When I talk about our impact, about economic mobility, usually I focus on career satisfaction, contribution to community, aspiration, pride. But a big part of it is relief from all the little troubles of being broke, each insignificant, but cumulatively exhausting, depleting, overwhelming, paralyzing, and on the verge of snowballing into disaster. Something as small as running late and missing the bus and not being able to afford an Uber can lead to missing a shift and losing your job. And since you are living paycheck-to-paycheck, losing that job can very quickly lead to losing the very roof over your head.
When I hear from our graduates that they bought a car that won’t break down every week, that they can buy a full tank of gas, that they paid down their debt, or they bought a house, I am as deeply moved as when they get a promotion, speak on a panel, or receive an award. There is liberation in no longer being underwater. I want this for us all. But the reality is that economic mobility is very rare.
America brands itself as the land of opportunity, but (as you’ve no doubt heard me say before) it is also the land where surgeons become Uber drivers. Some of the brightest and most gifted among us are working for a poverty-level wage, being crushed under the weight of never having quite enough, not being able to provide, living one mistake away from ruin.
Found in Translation is opening pathways to changing that—so far for over 300 women. Economic mobility opportunities are rare. Will you help me protect this?
In September, I stepped down as Executive Director, leaving reins in the skillful hands of Kelly Lynch. We are currently interviewing for our next ED, in a transparent and inclusive process involving our staff, board, and program graduates. I’m very excited about our candidates, and can’t wait to see where new leadership will take this organization that I love so much. And I’m excited to step into my own new role here as a cheerleader and donor.

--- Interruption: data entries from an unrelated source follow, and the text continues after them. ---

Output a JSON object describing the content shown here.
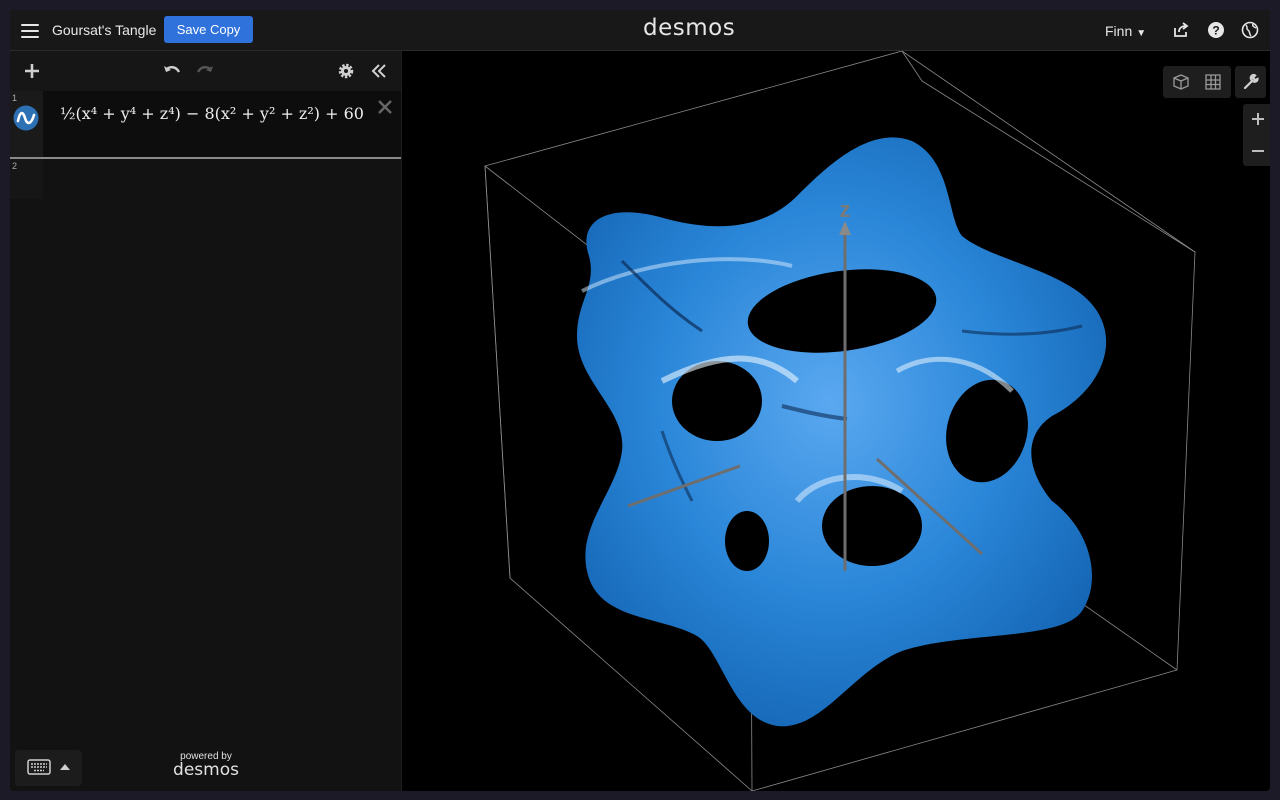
{
  "header": {
    "title": "Goursat's Tangle",
    "save_label": "Save Copy",
    "logo": "desmos",
    "user": "Finn"
  },
  "expressions": [
    {
      "number": "1",
      "latex_display": "½(x⁴ + y⁴ + z⁴) − 8(x² + y² + z²) + 60",
      "color": "#2d70b3",
      "icon": "implicit-surface-icon"
    },
    {
      "number": "2",
      "latex_display": ""
    }
  ],
  "footer": {
    "powered_by": "powered by",
    "logo": "desmos"
  },
  "graph": {
    "axis_label_z": "z",
    "surface_color": "#1e78c8",
    "controls": [
      "3d-view-icon",
      "2d-view-icon",
      "wrench-icon",
      "zoom-in-icon",
      "zoom-out-icon"
    ]
  },
  "colors": {
    "accent": "#2f72dc",
    "background": "#000000"
  }
}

I owe Found in Translation a debt of deep gratitude. I grew here as a leader and as a person. I met many kind and brilliant people who became mentors or friends. I charted my career here and found, for the first time in my life, financial stability. And I found it by helping others find the same. I was able to do this only because so many of you stepped up to support me and this work.

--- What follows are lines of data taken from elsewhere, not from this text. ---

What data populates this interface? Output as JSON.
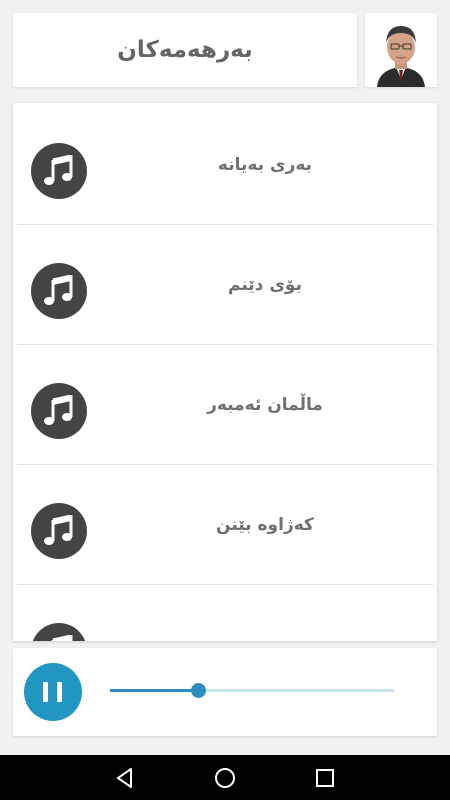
{
  "header": {
    "title": "بەرهەمەکان"
  },
  "songs": [
    {
      "title": "بەری بەیانە"
    },
    {
      "title": "بۆی دێنم"
    },
    {
      "title": "ماڵمان ئەمبەر"
    },
    {
      "title": "کەژاوە بێنن"
    },
    {
      "title": ""
    }
  ],
  "player": {
    "progress_percent": 31,
    "state": "playing",
    "accent": "#2196c3"
  },
  "icons": {
    "song": "music-note-icon",
    "play_pause": "pause-icon",
    "nav": [
      "back-triangle-icon",
      "home-circle-icon",
      "recents-square-icon"
    ]
  }
}
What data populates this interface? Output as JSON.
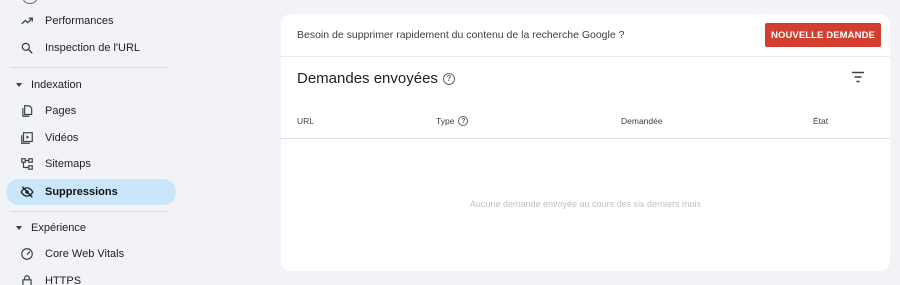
{
  "sidebar": {
    "items_top": [
      {
        "label": "Performances",
        "icon": "trending-up-icon"
      },
      {
        "label": "Inspection de l'URL",
        "icon": "search-icon"
      }
    ],
    "sections": [
      {
        "title": "Indexation",
        "items": [
          {
            "label": "Pages",
            "icon": "pages-icon"
          },
          {
            "label": "Vidéos",
            "icon": "video-icon"
          },
          {
            "label": "Sitemaps",
            "icon": "sitemap-icon"
          },
          {
            "label": "Suppressions",
            "icon": "eye-off-icon",
            "active": true
          }
        ]
      },
      {
        "title": "Expérience",
        "items": [
          {
            "label": "Core Web Vitals",
            "icon": "gauge-icon"
          },
          {
            "label": "HTTPS",
            "icon": "lock-icon"
          }
        ]
      }
    ]
  },
  "card": {
    "prompt": "Besoin de supprimer rapidement du contenu de la recherche Google ?",
    "new_request_label": "NOUVELLE DEMANDE",
    "title": "Demandes envoyées",
    "columns": [
      "URL",
      "Type",
      "Demandée",
      "État"
    ],
    "empty_message": "Aucune demande envoyée au cours des six derniers mois"
  },
  "colors": {
    "accent_button": "#d23f31",
    "active_nav": "#c9e6fb",
    "background": "#f1f3f6"
  }
}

Ahead on the horizon, Found in Translation’s future looks so bright. But transitions are vulnerable places. Will you help me make sure this vital work continues?
Today we launch our End of Year Campaign, and I am proud to make the first donation. Because this work is vital. Because real economic opportunities for immigrant women are still painfully rare. Because I am that immigrant woman too. I am making as large a donation as I can afford because transitions are when support is most needed.
I hope you can make a stretch gift as well, whatever amount that is for you. Will you join me and make a donation by December 31st?
Because no one can do it alone.
Because Found in Translation is, and will always be, a community first.